The way you're suggesting will work fine; just don't try to be careful with estimations (otherwise it does get messy).
Given a pair of vertices $u,v$, condition on their being adjacent. Reveal all the edges leaving $u$ and $v$; with exponentially good probability in $p^2n$ you find at least $p^2n/2$ common neighbours. Reveal the edges within these common neighbours and estimate the probability you find no $K_{k-2}$. This is a standard use of Janson's inequality, which you can find in for example the Janson-Luczak-Rucinski book.

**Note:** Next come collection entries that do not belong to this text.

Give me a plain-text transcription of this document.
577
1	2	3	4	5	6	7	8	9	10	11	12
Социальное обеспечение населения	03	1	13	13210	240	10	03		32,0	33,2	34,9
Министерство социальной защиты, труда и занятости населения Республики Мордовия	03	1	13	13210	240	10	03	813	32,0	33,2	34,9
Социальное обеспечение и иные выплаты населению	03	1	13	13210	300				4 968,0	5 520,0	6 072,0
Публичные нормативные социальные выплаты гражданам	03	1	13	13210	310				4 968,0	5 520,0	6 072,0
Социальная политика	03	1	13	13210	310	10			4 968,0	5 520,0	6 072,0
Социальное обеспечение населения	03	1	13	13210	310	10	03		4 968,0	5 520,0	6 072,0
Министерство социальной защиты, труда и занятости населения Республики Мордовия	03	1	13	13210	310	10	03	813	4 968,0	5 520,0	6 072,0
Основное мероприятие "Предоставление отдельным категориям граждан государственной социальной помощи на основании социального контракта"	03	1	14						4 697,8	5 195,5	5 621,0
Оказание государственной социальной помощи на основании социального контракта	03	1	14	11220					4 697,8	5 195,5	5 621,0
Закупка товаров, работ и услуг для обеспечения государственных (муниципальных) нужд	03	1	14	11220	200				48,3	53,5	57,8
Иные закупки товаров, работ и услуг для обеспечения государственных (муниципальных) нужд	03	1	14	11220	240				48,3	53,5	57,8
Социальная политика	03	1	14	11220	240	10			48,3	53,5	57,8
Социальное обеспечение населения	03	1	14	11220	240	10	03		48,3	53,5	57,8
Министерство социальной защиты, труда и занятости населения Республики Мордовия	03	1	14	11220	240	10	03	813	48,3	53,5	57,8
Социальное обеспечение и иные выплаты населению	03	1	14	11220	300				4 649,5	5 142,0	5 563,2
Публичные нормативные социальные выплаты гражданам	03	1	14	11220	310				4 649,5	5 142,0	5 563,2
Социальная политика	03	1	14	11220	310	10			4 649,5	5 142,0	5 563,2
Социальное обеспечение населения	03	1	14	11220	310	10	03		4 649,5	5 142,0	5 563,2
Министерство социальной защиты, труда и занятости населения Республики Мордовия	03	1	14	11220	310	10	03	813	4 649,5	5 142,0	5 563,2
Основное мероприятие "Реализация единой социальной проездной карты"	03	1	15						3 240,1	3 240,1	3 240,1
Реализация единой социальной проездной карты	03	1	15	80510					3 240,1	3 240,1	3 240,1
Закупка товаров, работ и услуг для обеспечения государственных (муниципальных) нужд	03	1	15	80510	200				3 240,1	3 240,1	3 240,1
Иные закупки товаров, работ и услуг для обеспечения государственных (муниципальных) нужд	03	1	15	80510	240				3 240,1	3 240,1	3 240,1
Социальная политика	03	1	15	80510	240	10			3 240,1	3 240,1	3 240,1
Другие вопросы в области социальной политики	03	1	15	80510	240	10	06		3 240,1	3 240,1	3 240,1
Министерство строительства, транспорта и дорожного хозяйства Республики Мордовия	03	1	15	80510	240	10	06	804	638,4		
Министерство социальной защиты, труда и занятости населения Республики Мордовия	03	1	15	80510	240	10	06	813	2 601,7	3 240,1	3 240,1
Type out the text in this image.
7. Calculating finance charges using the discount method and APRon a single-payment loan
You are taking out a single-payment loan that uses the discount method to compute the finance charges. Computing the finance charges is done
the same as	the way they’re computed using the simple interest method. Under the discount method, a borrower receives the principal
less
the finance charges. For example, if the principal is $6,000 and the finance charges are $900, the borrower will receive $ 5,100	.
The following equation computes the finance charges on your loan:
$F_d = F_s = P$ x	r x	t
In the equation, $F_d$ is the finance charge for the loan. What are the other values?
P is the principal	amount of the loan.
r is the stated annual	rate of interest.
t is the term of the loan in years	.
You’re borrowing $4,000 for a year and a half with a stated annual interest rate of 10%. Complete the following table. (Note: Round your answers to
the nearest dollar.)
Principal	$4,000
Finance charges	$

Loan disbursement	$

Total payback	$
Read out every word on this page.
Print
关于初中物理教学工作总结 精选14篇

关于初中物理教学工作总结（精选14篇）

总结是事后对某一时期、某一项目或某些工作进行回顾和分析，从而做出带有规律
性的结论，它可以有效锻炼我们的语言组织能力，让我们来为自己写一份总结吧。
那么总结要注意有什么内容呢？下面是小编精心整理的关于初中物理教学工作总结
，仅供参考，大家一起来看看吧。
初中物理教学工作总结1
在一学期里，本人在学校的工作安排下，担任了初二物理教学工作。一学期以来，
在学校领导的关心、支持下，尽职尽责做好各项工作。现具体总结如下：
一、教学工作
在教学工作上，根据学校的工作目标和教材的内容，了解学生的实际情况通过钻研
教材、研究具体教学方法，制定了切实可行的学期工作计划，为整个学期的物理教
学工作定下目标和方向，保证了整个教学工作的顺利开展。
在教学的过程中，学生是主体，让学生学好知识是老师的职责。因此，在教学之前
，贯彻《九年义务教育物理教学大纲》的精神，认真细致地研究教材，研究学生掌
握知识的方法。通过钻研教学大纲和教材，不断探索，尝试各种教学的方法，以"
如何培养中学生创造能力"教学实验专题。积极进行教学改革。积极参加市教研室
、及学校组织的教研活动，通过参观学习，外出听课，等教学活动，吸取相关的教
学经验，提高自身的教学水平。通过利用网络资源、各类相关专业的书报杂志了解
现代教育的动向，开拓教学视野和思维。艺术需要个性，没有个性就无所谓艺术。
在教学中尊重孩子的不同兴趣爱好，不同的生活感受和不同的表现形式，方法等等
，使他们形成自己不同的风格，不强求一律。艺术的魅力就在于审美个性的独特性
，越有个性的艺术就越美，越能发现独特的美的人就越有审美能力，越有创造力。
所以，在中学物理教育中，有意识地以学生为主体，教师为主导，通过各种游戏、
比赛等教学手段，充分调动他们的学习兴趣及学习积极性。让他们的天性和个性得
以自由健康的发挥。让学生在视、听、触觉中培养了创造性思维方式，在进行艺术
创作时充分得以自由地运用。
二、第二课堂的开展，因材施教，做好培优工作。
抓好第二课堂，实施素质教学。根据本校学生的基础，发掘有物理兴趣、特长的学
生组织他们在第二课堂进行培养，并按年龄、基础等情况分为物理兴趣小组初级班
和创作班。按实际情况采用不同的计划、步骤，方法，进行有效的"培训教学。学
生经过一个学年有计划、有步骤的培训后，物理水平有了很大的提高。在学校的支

To spell out the details, you need to show the sum over intersecting pairs of cliques of the existence probability is small compared to the expected number of cliques which is $p^{\binom{k-2}{2}}(p^2 n/2)^{k-2}$. So let the intersection be in $t$ vertices (where $t$ is between two and $k-3$) and the number of ways of getting such an intersection is at most $(p^2 n)^{2k-4-t}k^t$, while the probability of any such pair existing is $p^{2\binom{k-2}{2}-\binom{t}{2}}$. So you are looking at something at most
$p^{4k-8-2t+2\binom{k-2}{2}-\binom{t}{2}}n^{2k-4-t}k^t$
and it's easy to check that this is much smaller than the expectation by choice of $p$.
You need $p^{\binom{k-2}{2}}(p^2 n/2)^{k-2}$ to be of order $\log n$ in order to get polynomial concentration (and once you get it changing $p$ by a constant factor will give you any polynomial you like) so your $c$ can be taken to be $2/(k-2)(k+1)$. Then you have polynomially small probability that your chosen edge wasn't in any $K_k$, and union bound over the $n^2$ pairs gives the desired result, indeed with 'for some $\varepsilon>0$' replaced by 'for every $\varepsilon>0$' if you choose $c>2/(k-2)(k+1)$.
In general, when you use Janson's inequality and you do not care about constant factors in $p$ (as is usually the case) you do not need to do any careful estimation, any crude upper bound for constants will work.